Sunday, August 23, 2020

Highway 61 Revisited Hohner Pianet

Recently, Bob Dylan's Instagram account posted a picture from 1965.  Luckily, I downloaded it before it was deleted a day or two later.

Forest Hills Tennis Stadium in New York, 18 August 1965

It's just possible to make out Al Kooper and a Hohner Pianet to the left of Dylan.  The legs indicate that it's a Mark 1, C, or CH model.

Seeing this picture reminded me that back in May, I discovered that there's Pianet on Dylan's Highway 61 Revisited album.  I did some research and found a Keyboard Magazine interview* with Al Kooper from June 1977 that notes specifically that there's Pianet in "Just Like Tom Thumb's Blues."  This is confirmed in Andy Gill's Bob Dylan: The Stories Behind the Songs 1962-1969, which also mentions that Kooper played "the galloping electric piano" on "Highway 61 Revisited."  I believe there's Pianet in "Ballad of a Thin Man" too.

I listened to The Bootleg Series Volume 12: The Best of the Cutting Edge 1965-1966 to see if I could find any more instances of Pianet, and I'm pretty sure it's also present in "Lunatic Princess."  The liner notes list simply "electric piano," again credited to Al Kooper.

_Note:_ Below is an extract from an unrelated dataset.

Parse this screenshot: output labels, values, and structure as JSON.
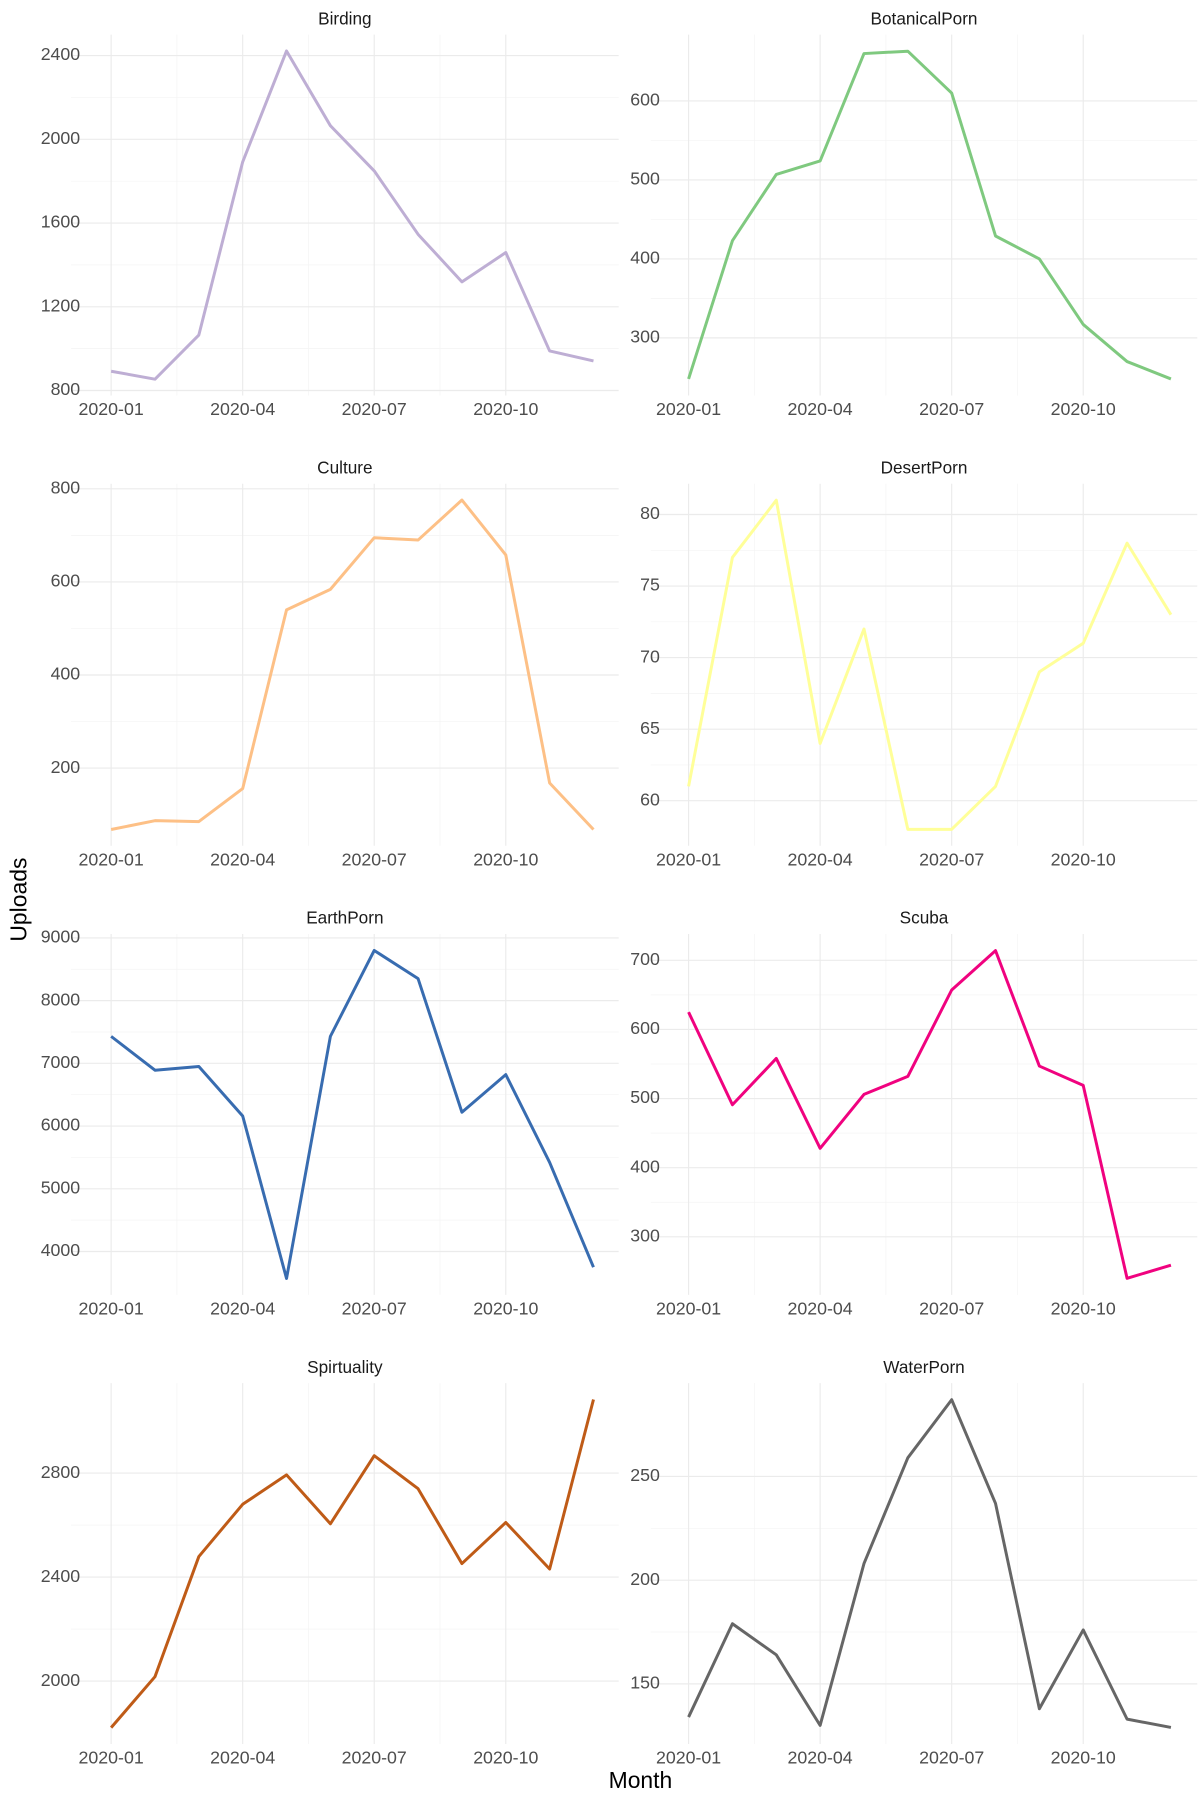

There's electric piano in some songs on Bringing It All Back Home (and in "If You Gotta Go, Go Now" on The Best of the Cutting Edge), but these were recorded before Al Kooper started playing with Dylan.  The Best of the Cutting Edge credits Frank Owens and Paul Griffin on these tracks.  While the electric piano is often buried in the mix on Bringing It All Back Home, it sounds more like Wurlitzer to me.  Based on the Keyboard Magazine interview, it seems that Kooper was the one who introduced the Pianet into Dylan's sound.